Cannot Sit Back, Cannot Relax, Cannot Enjoy

Even though Honor was not produced by The Wooster Group, the production answered an age-old question for my fellow Wooster faithful:

The Performing Garage can accommodate chairs?! 

For the entire duration of my Woostergoing career, I’ve wondered if this landmark space simply couldn’t house actual seats…or if the backless benches have been a deliberate choice all along, true to the company’s ethos of berating its flock with the steepest of challenges. 

And Honor may have solved this query for me:

Discomfort is the name of Wooster’s game, be it a physical challenge or artistic challenges. 


When the same production transfers to a new theater, audiences assume the changes will be minimal. 

Usually, the transition requires little more than scaling the staging to the shape of the new stage. 

But Honor’s move from NYU Skirball to The Performing Garage fundamentally altered the production’s central means of expression: the spoken interplay between Suzanne Bocanegra and Lili Taylor. 

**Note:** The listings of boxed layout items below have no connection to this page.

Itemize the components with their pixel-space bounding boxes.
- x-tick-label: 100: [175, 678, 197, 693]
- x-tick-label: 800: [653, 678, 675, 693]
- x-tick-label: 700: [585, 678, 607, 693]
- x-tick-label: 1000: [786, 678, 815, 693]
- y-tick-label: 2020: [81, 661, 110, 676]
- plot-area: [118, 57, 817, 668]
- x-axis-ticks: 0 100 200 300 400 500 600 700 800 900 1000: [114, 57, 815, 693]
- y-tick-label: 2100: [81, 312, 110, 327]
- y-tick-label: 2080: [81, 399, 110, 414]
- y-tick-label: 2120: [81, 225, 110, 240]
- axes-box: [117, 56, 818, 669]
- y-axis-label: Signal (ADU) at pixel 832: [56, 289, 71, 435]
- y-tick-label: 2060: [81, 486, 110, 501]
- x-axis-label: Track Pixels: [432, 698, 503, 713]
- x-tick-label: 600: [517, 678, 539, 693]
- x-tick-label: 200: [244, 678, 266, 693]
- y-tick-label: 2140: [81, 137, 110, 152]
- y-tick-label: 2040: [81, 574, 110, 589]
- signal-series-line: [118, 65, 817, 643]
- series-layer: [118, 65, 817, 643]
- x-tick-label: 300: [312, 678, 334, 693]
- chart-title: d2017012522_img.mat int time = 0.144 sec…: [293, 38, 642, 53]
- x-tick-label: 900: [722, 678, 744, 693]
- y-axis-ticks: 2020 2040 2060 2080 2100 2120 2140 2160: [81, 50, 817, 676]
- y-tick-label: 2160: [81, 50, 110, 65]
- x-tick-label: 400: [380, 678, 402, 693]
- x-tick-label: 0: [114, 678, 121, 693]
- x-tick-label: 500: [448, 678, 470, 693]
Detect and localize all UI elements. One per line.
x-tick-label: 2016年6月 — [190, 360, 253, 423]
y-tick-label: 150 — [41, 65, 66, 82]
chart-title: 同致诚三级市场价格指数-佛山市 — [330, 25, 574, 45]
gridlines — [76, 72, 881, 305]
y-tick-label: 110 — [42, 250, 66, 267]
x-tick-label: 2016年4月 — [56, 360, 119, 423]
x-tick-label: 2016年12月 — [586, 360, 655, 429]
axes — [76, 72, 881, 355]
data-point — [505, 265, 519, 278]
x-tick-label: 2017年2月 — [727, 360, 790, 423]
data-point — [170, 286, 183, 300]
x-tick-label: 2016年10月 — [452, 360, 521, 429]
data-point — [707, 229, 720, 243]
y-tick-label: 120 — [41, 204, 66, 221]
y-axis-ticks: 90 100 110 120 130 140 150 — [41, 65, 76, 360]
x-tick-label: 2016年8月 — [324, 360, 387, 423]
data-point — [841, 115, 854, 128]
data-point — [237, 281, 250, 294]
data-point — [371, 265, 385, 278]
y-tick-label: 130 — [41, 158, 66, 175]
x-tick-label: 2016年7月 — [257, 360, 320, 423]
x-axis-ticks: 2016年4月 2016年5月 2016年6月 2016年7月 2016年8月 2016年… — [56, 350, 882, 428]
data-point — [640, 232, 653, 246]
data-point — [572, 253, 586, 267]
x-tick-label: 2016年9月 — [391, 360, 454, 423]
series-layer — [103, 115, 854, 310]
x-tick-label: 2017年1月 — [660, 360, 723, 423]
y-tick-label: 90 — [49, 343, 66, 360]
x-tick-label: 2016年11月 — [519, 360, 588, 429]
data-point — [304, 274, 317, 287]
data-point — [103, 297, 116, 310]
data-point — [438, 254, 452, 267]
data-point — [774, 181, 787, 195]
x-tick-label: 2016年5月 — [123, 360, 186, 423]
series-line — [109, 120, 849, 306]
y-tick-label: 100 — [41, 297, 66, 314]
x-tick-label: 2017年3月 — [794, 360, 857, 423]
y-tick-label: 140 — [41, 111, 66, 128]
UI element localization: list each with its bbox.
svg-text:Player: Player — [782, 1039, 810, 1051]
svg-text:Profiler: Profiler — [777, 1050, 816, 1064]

At NYU, the audience sat too far away from the two to hear Bocanegra’s speech, except in a distant whisper during Taylor’s pauses.

But inside The Performing Garage, the seats feel smack in between the two, as we listen to the words pass from Bocanegras’ mouth and out of Taylor’s mouth. 


Can a New York theater produce a tableau vivant?

Please and thanks.

Oh, and the company most likely to do so?

Prepare to squirm in those backless benches while the performers remain stock-still!